# Maple Burl Vase



## BernieW (Sep 12, 2006)

Here is a small vase I turned out of Maple Burl. Mike Smith threw this piece in to see what I could do with it. It is 5" high with the pedestal and 3 1/2" across. Sanded to 400 grit and finished with rattle can lacquer. Walnut base dyed with india ink.


----------



## Bob N (Oct 12, 2004)

Out done yourself again on this one too. I think you have graduated to "Pro" now. :dirol:


----------



## dovetail_65 (Jan 22, 2008)

Very pretty.


----------



## Ralph Barker (Dec 15, 2008)

Looks great, Bernie. Love the black base.


----------



## BernieW (Sep 12, 2006)

Thanks again. This one was a lot of fun to do and I am looking for a piece of maple burl hopefully 4 or 5 times this size.


----------



## CanuckGal (Nov 26, 2008)

Outstanding Bernie!


----------



## BernieW (Sep 12, 2006)

Thanks Deb.


----------



## Tom in indy (Oct 29, 2009)

Bernie,
that is beautiful !


t


----------



## BernieW (Sep 12, 2006)

Thanks Tom.


----------



## Maurice (Sep 24, 2004)

Exquisitely done Bernie, we're all green with envy.


----------



## xplorx4 (Dec 1, 2008)

Again very well done Bernie, keep this up and we will run out of words of praise and will have to say things like "speechless", or "over the top"!!!

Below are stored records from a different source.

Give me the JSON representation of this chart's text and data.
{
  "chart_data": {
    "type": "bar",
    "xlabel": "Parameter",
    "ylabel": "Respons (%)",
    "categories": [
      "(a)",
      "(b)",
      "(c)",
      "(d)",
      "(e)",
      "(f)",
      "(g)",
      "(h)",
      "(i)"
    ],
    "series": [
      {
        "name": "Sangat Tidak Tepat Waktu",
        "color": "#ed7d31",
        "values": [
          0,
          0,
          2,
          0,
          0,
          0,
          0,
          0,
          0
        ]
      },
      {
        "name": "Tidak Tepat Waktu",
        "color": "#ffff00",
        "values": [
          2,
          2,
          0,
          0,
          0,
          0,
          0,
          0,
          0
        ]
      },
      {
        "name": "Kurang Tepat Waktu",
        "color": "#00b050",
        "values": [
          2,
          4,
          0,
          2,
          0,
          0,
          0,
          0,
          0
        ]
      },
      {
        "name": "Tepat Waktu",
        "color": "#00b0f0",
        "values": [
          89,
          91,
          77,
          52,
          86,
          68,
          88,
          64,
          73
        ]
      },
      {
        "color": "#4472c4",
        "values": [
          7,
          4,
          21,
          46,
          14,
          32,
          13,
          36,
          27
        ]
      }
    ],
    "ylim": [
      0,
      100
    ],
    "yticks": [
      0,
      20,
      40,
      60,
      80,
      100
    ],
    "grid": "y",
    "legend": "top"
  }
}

Bernie I for one wish you lived close enough that I might come and see the master at work!!


----------



## BernieW (Sep 12, 2006)

Maurice and Jerry thank you. Jerry I think we could come up with something to do.


----------



## Christopher K. Hartley (Feb 1, 2011)

Nice work Bernie, I really like this one.:yes2:


----------



## Bob N (Oct 12, 2004)

Hi Chris,

Glad to see you found us over here. Never hurts to wander from SMC now and then:yes4:

Hope you will hang out with us and help Bernie teach us old hard heads how to turn


----------



## BernieW (Sep 12, 2006)

Thanks Chris. Good to see ya here.

Bob I think Chris will teach me a thing or two.


----------



## arlan (Mar 2, 2011)

Very nice. Great natural edge.


----------



## BernieW (Sep 12, 2006)

Thanks Arlan.


----------